At the recommendation of UBS Asset Management (Americas) Inc., each Fund's investment advisor, the Board of Trustees of the Trust approved the closure of Class C of each Fund and the automatic conversion of Class C shares of each Fund into Class A shares of the same Fund (the "Conversion").

Effective on or about July 12, 2018 (the "Closure Date"), the Funds will cease offering Class C shares. New or additional investments into Class C shares, including investments through an automatic investment plan, will not be permitted after the Closure Date.

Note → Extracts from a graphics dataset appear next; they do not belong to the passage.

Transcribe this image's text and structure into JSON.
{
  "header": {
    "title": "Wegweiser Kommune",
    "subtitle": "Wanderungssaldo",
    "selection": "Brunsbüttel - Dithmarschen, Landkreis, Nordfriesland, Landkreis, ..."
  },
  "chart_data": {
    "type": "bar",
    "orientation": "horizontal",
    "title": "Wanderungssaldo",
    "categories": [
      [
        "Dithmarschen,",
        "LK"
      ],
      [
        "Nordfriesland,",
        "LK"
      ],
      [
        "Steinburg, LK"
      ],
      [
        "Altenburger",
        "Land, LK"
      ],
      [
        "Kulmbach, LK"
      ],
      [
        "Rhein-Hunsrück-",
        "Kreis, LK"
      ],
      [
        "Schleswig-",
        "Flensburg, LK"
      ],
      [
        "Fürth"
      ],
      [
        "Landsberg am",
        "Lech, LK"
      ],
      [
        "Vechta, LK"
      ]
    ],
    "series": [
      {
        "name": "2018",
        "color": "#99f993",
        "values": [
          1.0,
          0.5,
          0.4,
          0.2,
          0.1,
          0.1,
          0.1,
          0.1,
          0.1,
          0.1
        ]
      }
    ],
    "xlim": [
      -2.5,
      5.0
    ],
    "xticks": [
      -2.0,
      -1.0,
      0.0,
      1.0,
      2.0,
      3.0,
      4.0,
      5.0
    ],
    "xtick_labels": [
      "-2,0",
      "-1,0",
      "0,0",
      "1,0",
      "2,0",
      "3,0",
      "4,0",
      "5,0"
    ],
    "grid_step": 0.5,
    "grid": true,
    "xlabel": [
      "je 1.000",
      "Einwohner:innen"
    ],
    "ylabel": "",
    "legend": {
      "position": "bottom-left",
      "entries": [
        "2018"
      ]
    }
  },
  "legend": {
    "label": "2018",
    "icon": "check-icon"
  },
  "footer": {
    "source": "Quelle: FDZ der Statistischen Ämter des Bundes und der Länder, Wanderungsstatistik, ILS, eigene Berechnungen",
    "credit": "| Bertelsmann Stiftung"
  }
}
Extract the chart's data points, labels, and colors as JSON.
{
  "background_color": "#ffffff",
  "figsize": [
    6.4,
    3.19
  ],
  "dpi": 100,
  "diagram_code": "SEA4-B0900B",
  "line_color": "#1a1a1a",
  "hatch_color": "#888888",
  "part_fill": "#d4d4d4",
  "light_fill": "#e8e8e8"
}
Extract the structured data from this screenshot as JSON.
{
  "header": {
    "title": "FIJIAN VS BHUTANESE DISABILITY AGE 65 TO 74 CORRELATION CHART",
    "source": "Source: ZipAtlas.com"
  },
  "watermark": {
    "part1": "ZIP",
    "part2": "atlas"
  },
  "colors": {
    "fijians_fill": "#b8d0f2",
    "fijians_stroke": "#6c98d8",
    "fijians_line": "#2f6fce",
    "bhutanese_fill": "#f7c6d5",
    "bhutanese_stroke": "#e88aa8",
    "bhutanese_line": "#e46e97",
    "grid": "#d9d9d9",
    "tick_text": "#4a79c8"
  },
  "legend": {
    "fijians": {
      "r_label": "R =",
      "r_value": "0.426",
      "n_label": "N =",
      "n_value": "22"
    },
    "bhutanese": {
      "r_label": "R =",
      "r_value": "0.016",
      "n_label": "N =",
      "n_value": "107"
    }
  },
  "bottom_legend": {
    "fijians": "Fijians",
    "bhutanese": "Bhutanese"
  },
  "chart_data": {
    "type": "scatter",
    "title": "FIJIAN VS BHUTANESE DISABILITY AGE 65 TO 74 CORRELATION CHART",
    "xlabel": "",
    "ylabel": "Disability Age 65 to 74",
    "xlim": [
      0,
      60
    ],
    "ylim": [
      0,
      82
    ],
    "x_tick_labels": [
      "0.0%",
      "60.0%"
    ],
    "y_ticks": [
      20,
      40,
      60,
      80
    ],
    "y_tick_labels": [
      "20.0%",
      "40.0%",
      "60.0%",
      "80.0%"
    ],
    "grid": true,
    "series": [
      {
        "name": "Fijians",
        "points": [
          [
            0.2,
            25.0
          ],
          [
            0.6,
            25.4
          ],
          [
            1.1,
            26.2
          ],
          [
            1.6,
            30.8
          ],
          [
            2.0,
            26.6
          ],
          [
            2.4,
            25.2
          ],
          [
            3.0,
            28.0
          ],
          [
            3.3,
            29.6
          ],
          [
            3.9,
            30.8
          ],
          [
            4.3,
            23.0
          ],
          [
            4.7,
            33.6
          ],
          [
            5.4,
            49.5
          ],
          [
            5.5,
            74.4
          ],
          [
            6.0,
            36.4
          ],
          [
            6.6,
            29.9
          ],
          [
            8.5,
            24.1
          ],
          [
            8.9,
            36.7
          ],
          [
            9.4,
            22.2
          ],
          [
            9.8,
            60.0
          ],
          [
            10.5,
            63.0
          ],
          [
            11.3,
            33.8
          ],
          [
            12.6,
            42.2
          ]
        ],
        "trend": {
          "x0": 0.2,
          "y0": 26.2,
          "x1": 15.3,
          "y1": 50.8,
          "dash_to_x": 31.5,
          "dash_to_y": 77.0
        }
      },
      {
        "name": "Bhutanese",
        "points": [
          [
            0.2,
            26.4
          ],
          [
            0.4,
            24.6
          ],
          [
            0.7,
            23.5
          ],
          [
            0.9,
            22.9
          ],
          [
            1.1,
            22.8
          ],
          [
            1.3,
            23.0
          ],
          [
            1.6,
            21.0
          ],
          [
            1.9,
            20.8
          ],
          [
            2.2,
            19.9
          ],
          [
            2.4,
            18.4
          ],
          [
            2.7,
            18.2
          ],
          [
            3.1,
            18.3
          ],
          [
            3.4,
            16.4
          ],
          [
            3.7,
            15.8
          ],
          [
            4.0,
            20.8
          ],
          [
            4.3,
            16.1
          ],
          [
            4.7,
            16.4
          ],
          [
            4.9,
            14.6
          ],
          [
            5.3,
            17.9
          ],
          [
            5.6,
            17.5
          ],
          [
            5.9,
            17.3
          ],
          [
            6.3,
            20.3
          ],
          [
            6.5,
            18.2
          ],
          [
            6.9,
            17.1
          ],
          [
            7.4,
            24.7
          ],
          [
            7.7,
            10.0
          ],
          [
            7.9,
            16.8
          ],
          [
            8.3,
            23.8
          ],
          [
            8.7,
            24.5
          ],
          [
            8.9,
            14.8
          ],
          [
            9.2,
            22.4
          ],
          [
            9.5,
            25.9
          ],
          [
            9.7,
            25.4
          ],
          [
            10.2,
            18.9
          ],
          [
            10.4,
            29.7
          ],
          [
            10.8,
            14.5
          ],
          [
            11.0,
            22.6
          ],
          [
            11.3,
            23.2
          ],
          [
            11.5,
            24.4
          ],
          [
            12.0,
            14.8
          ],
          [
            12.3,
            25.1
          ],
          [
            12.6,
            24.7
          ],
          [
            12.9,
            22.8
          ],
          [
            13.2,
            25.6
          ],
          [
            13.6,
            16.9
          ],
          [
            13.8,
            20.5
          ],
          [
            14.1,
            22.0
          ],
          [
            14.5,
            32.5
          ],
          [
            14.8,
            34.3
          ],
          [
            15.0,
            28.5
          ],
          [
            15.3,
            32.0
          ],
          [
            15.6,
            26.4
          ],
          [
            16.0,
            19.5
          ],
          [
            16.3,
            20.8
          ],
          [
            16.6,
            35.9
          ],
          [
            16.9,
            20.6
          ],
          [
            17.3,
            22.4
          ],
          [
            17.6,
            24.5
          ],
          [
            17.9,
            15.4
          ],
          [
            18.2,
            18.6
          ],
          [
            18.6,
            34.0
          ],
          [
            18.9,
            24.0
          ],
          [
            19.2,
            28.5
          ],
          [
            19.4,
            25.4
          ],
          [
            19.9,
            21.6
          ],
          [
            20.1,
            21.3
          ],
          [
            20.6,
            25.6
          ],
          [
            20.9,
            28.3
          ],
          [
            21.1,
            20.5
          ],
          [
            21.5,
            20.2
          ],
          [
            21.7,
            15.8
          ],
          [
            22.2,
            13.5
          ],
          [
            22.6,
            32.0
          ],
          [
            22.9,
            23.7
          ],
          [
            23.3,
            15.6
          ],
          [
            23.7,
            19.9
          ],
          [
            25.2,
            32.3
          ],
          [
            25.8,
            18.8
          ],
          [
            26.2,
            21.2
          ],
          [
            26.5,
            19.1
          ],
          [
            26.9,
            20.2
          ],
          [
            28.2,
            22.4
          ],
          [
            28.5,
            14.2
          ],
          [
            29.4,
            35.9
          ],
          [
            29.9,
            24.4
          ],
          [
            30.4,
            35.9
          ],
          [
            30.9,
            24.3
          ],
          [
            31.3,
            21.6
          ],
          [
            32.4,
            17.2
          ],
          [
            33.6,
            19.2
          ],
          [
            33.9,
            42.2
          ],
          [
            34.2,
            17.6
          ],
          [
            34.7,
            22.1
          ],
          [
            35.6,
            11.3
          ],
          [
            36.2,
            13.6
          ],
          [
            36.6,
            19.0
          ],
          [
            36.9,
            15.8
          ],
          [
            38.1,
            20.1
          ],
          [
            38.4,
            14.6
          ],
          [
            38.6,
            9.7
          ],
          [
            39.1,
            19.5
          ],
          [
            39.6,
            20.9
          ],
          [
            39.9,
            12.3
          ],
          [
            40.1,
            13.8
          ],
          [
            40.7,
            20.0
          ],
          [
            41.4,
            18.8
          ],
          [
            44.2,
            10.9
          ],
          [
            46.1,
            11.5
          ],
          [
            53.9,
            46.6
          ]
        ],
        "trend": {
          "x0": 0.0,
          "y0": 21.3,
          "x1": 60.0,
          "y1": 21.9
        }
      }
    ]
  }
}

On or about October 12, 2018 (the "Conversion Date"), all outstanding Class C shares of each Fund will be automatically converted into Class A shares of the same Fund. From the Closure Date to the Conversion Date (the "Conversion Period"), the 12b-1 distribution fees (currently, 0.50% of average net assets for UBS Municipal Bond Fund and UBS Total Return Bond Fund, and 0.75% of average net assets for all other Funds) and any contingent deferred sales charges applicable to Class C shares will be waived; 12b-1 service fees (currently, 0.25% of average net assets) will continue to be assessed. During the Conversion Period, automatic reinvestment of Class C share dividend and capital gain distributions will continue and existing shareholders may exchange their Class C shares of the Funds for Class C shares of other UBS Family Funds (as defined in the Prospectus), as permitted by existing exchange privileges. Upon the conversion of Class C shares into Class A shares, each Class C shareholder will own Class A shares having an aggregate value equal to the aggregate value of Class C shares held by that shareholder as of the close of business on the Conversion Date. Any contingent deferred sales charges applicable to Class C shares will be waived in connection with the conversion to Class A shares, and the 12b-1 service fee currently applicable to Class A shares will then apply to the converted shares. It is anticipated that the conversion of Class C shares into Class A shares will be tax-free for federal income tax purposes.

ZS-960



The Conversion will occur without any action being necessary from shareholders.

Accordingly, effective as of the Conversion Date, all references to Class C shares of the Funds in the Prospectus and the Statement of Additional Information are hereby deleted.

PLEASE BE SURE TO RETAIN THIS IMPORTANT INFORMATION FOR FUTURE REFERENCE.